PWCA warned in its report that the local automotive industry was likely to have little or no ability to pass on any additional cost burden, due to the highly competitive international market. It said the three local manufacturers were likely to source components from international markets to avoid incurring a carbon price within automotive products.

“The automotive industry is a highly value-adding industry, and a reduction in its competitiveness in the global automotive market could ultimately result in a loss of these value-adding activities offshore,” the report concluded.

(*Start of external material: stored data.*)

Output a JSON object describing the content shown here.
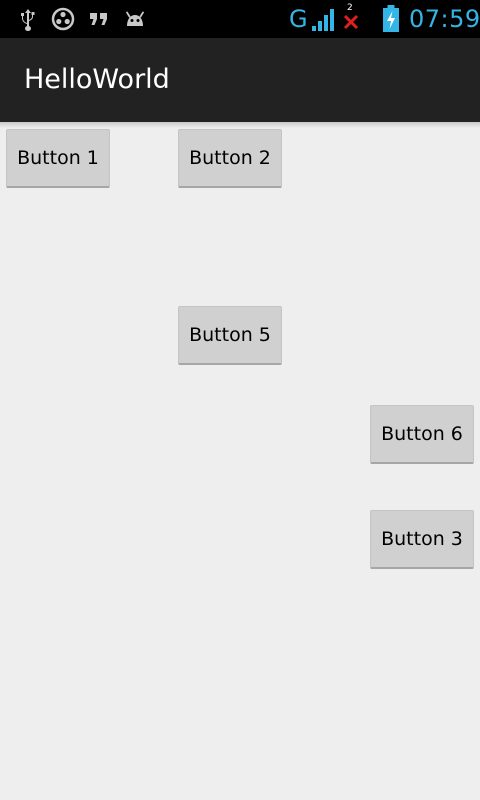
{
  "status_bar": {
    "icons_left": [
      "usb-icon",
      "settings-circle-icon",
      "quote-icon",
      "android-icon"
    ],
    "network_type": "G",
    "signal_icon": "signal-bars-icon",
    "sim_badge": "2",
    "no_data_icon": "red-x-icon",
    "battery_icon": "battery-charging-icon",
    "time": "07:59",
    "accent_color": "#33b5e5"
  },
  "app": {
    "title": "HelloWorld"
  },
  "buttons": {
    "b1": "Button 1",
    "b2": "Button 2",
    "b5": "Button 5",
    "b6": "Button 6",
    "b3": "Button 3"
  }
}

It is not only the Motor Industry that will be killed off with the loss of jobs, overall manufacturing in Australia is going to be put in the same situation with inability to compete against other countries without the Carbon Tax, thus wiping out more jobs and businesses.

And not only will you have to buy products from overseas and you may lose your job, all of your household bills will be increased as well including electricity, gas and fuel. Australians appear slow to stand up to the prospect of this carbon tax and Labor, but in another recent survey of 1200 NRMA Motoring & Services members, 60% of respondents will steer clear of the Labor Government in the next election if its proposed carbon tax leads to yet another walloping at the bowser.

The survey showed that most Australians (87%) are already dealing with a cost of living that is higher than 12 months ago, with two-thirds suffering from stress as a result. Just 24% of the 1200 respondents said they would support the introduction of a carbon tax. The Labor Government plans to implement a carbon tax from July next year, with an emissions trading scheme to follow in the next three to five years.